Im Prozess gegen Ahmad-Sobair O. vor dem Schwurgericht, wo der 24-Jährige wegen Mordes angeklagt ist, wurden die Telefonate, die während der Fahndung nach dem Bruder abgehört worden waren, abgespielt. Ein Dolmetscher übersetzte die auf Afghanisch geführten Gespräche, die erstmals Einblicke in das Seelenleben des Bruders nach der Tat geben. Mehrfach tupft sich der schmal gebaute Angeklagte mit einem Tuch die Augen, während er den Telefonaten lauscht. In den Gesprächen macht er indirekt seinen Vater für Morsals angeblich unehrenhaftes Verhalten verantwortlich: "Wenn er aufgepasst hätte, hätte so etwas nicht passieren können", sagte Ahmad-Sobair O., der laut Staatsanwaltschaft den Mord begangen hat, weil er ihren Lebensstil ablehnte.

"Mein Herz platzt, wenn ich nicht weine", klagt seine Mutter weiter. Er dagegen betont, er gehe aufrecht, "nicht mit gesenktem Kopf". Einem Gutachter erzählte er einige Wochen später während der Untersuchungshaft indes, er hätte die Tat "am liebsten ungeschehen gemacht. Er war verzweifelt. Er sagte, er habe niemals vorgehabt, seine Schwester zu töten", erinnert sich der Psychiater, der sich rund drei Wochen nach der Bluttat vom 15. Mai vergangenen Jahres an drei Tagen mit dem Angeklagten unterhalten hatte. Der 24-Jährige habe ihm unter anderem von seiner Kindheit und von seiner Ehefrau in Afganistan erzählt, so der Experte. Seine Frau sei schwanger, habe er berichtet. "Er sagte, wenn sie damals schon in Deutschland gewesen wäre, wäre das mit Morsal nicht passiert. Er hätte das vor seinem Sohn nicht verantworten können."

Über sein Verhältnis zu Morsal berichtete der Angeklagte nach Aussage des Experten, dass sie bis zu ihrem 14. Lebensjahr "ein nettes sauberes Mädchen", gewesen sei. Dann habe sie angefangen zu rauchen und sich zu schminken, Ahmad-Sobair O. befürchtete demnach, dass sie auch der Prostitution nachgeht. Er habe sich mit ihr zu einer Aussprache treffen wollen und sie dann gefragt, ob sie anschaffen gehe. "Das geht dich gar nichts an", soll sie gesagt haben. "Ich sah schwarz und rot", sagte der Angeklagte demnach. "Ich wusste nicht mehr, was ich tat. Ich habe immer wieder auf sie eingestochen", zitiert der Experte, der ursprünglich als Gutachter auftreten sollte, dann wegen Befangenheit abgelehnt wurde und jetzt als Zeuge aussagt.

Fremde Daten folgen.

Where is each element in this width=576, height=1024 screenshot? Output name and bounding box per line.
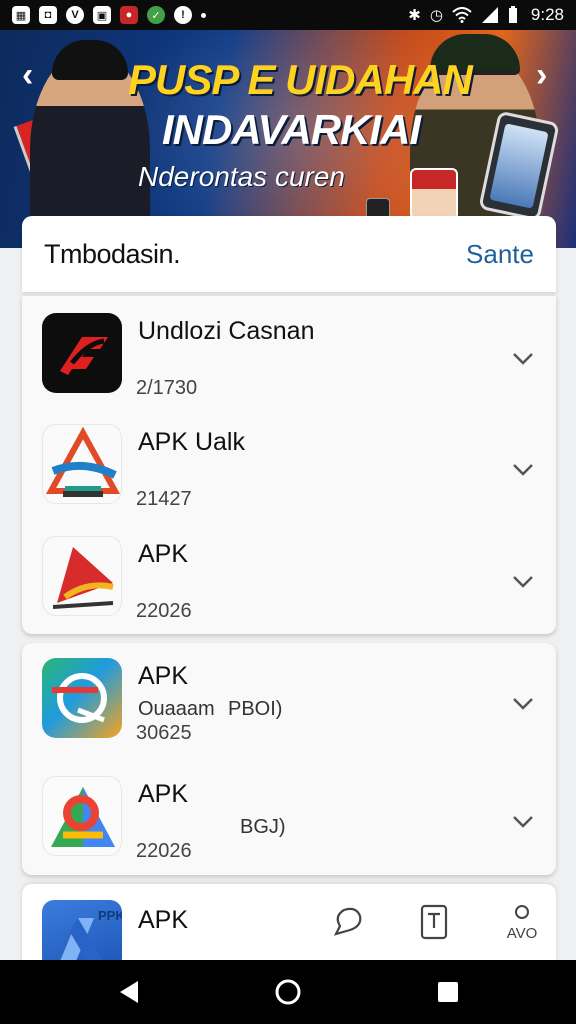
item-number: 21427 [136,488,192,510]
gradient-app-icon [42,658,122,738]
item-title: APK [138,662,189,690]
status-right-icons: ✱ ◷ 9:28 [408,5,564,25]
chevron-down-icon[interactable] [510,808,536,834]
status-bar: ▦ ◘ V ▣ ● ✓ ! ✱ ◷ 9:28 [0,0,576,30]
bottom-bar: PPK APK AVO [22,884,556,964]
banner-caption: Nderontas curen [138,161,346,192]
item-number: 2/1730 [136,377,198,399]
wifi-icon [452,7,472,23]
item-title: Undlozi Casnan [138,317,315,345]
back-icon[interactable] [114,976,146,1008]
dot-icon [201,12,206,18]
item-title: APK Ualk [138,428,245,456]
item-number: 22026 [136,600,192,622]
list-item[interactable]: APK Ualk 21427 [22,424,556,534]
banner-next-arrow[interactable]: › [536,58,547,92]
chat-tab-icon[interactable] [328,902,368,942]
item-extra: Ouaaam [138,698,215,720]
list-item[interactable]: APK BGJ) 22026 [22,776,556,886]
section-header: Tmbodasin. Sante [22,216,556,292]
item-number: 22026 [136,840,192,862]
blue-triangle-app-icon [42,424,122,504]
app-screen: ▦ ◘ V ▣ ● ✓ ! ✱ ◷ 9:28 ‹ › PUSP E UIDAHA… [0,0,576,1024]
vpn-app-icon: V [66,6,84,24]
status-time: 9:28 [530,5,564,24]
banner-title: PUSP E UIDAHAN [128,56,473,103]
status-left-icons: ▦ ◘ V ▣ ● ✓ ! [12,6,206,24]
badge-photo-graphic [410,168,458,220]
list-item[interactable]: APK Ouaaam PBOI) 30625 [22,658,556,768]
alert-icon: ! [174,6,192,24]
home-icon[interactable] [272,976,304,1008]
system-nav-bar [0,960,576,1024]
red-flag-app-icon [42,536,122,616]
list-item[interactable]: APK 22026 [22,536,556,646]
profile-tab-icon[interactable]: AVO [502,902,542,942]
item-extra-2: PBOI) [228,698,283,720]
banner-subtitle: INDAVARKIAI [162,106,421,153]
drive-icon-label: PPK [98,908,122,923]
chevron-down-icon[interactable] [510,456,536,482]
bag-app-icon: ◘ [39,6,57,24]
bottom-item-title: APK [138,906,189,934]
profile-tab-label: AVO [507,925,538,942]
maps-app-icon [42,776,122,856]
item-title: APK [138,780,189,808]
section-action-button[interactable]: Sante [466,239,534,270]
bluetooth-icon: ✱ [408,7,421,24]
drive-app-icon[interactable]: PPK [42,900,122,964]
item-title: APK [138,540,189,568]
red-app-icon: ● [120,6,138,24]
book-tab-icon[interactable] [414,902,454,942]
banner-prev-arrow[interactable]: ‹ [22,58,33,92]
chevron-down-icon[interactable] [510,690,536,716]
chevron-down-icon[interactable] [510,345,536,371]
section-title: Tmbodasin. [44,238,181,269]
item-extra-2: BGJ) [240,816,286,838]
app-list-card-2: APK Ouaaam PBOI) 30625 APK BGJ) 22026 [22,643,556,875]
recent-apps-icon[interactable] [432,976,464,1008]
battery-icon [508,6,517,23]
list-item[interactable]: Undlozi Casnan 2/1730 [22,313,556,423]
green-app-icon: ✓ [147,6,165,24]
signal-icon [481,7,498,23]
alarm-icon: ◷ [429,7,443,24]
grid-app-icon: ▦ [12,6,30,24]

Über sein eigenes Leben erzählte der 24-jährige Angeklagte nach den Worten des Psychiaters, dass er im Alter von 18 Jahren Freiheiten genießen wollte. Wörtlich sagte er: "Spaß haben, kiffen, Koks ziehen, mit Mädchen ficken und Bordelle besuchen", so der Experte. Auch vor der Tötung Morsals habe er Kokain konsumiert und Wodka getrunken, sagte der Angeklagte demnach. Doch zumindest den Kokainkonsum schließt eine Sachverständige, die gestern ebenfalls gehört wurde, aus. Eine Blutprobe, die Ahmad-Sobair O. entnommen wurde, "ergab keinen Hinweis auf eine Drogeneinnahme". Der Prozess wird am Freitag fortgesetzt.